Synthesis of potential new Zintl phases

摘要

This work has shown that addition of a transition metal interstitial atom, Z, into Ae(sub 5)Tt(sub 3)Z (Ae = Sr, Ba; Tt = Sn, Pb) does not stabilize a Mn(sub 5)Si(sub 3)-type structure as in the Ca -- Pb system. The products that resulted from these reaction were invariably the same as those seen in the binary systems. Apparently, the Cr(sub 5)B(sub 3), Pu(sub 31)Pt(sub 20), and W(sub 5)Si(sub 3) structure types found in these systems do not have holes in their structures which might allow an interstitial atom to be incorporated into the structure.

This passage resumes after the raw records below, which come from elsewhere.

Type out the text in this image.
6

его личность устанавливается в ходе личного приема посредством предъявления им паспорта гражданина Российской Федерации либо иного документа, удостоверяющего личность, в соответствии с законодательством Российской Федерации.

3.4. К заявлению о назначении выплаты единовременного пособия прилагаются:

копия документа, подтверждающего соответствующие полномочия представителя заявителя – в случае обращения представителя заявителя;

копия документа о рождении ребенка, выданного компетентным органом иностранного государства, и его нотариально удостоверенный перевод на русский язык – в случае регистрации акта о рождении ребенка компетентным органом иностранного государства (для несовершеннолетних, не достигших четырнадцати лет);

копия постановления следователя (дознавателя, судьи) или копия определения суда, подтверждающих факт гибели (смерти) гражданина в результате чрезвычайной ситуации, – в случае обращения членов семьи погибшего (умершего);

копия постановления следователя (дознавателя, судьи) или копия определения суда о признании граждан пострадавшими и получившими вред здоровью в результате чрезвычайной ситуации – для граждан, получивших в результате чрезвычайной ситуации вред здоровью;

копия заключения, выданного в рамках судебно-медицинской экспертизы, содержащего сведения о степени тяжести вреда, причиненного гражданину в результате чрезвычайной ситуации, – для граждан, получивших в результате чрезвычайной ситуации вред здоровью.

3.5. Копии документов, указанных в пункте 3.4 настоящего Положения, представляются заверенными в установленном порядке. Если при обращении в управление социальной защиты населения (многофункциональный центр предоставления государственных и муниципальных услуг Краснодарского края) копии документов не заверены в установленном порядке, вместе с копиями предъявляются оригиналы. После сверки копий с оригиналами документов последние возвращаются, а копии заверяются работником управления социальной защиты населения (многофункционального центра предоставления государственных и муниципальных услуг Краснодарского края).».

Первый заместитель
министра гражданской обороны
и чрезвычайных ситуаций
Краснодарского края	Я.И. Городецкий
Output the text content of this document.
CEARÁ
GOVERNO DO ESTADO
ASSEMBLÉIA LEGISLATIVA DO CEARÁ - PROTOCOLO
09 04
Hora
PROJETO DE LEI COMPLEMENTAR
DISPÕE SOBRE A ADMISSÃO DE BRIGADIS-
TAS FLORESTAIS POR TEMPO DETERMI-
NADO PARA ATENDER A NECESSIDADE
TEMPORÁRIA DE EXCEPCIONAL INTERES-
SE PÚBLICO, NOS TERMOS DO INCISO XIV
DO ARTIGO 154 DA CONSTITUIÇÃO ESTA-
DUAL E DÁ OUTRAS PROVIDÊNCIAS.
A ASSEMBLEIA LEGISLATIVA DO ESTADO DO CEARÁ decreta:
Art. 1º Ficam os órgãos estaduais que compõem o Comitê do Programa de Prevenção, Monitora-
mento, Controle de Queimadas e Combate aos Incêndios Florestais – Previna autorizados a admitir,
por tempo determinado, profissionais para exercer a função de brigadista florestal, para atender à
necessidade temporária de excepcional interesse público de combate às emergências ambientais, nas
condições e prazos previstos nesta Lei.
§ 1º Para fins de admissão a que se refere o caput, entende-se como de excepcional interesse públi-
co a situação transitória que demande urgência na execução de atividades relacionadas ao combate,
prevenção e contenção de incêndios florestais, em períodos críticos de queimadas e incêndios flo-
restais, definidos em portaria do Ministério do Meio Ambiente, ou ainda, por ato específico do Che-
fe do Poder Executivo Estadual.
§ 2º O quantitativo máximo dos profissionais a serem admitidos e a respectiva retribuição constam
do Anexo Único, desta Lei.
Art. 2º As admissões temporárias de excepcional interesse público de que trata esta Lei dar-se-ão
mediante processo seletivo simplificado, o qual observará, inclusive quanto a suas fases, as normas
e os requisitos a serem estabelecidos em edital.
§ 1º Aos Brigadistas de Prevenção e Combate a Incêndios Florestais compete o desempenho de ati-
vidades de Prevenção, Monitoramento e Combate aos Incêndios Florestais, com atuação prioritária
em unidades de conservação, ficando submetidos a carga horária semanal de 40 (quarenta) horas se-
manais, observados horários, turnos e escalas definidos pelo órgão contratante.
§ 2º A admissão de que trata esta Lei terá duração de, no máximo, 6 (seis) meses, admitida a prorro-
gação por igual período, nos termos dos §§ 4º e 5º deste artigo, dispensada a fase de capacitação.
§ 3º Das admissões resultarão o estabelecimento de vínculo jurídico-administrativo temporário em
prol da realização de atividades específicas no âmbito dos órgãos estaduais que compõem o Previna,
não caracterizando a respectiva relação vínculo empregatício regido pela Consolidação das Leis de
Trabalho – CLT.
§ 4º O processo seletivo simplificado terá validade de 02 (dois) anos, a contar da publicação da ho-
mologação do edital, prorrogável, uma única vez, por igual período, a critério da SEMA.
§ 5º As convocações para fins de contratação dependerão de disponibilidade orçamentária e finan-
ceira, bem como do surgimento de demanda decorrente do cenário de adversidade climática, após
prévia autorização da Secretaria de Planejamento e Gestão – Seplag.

It is evident that the inverse Cr(sub 5)B(sub 3) structure of La(sub 3)Sn(sub 3)InGe, La(sub 3)Sn(sub 2)In(sub 2)Ge, and La(sub 3)SnIn(sub 3)Ge characterized in this work is seen when the composition yields compounds that will be either electron deficient as are La(sub 3)In(sub 4)Ge, La(sub 3)SnIn(sub 3)Ge, and La(sub 3)Sn(sub 3)In(sub 2)Ge or electron precise as is La(sub 3)Sn(sub 3)InGe. The structure is destabilized if more electrons are added to the system. This helps to explain why La(sub 3)Sn(sub 4)Ge does not exhibit this structure type. In other words this structure is more stable when electron deficient. Perhaps as more electrons are added to the system and more negative charge accumulates on the In/Sn site, anti-bonding levels become populated or electrostatic repulsions contribute to the destabilization of the anionic network.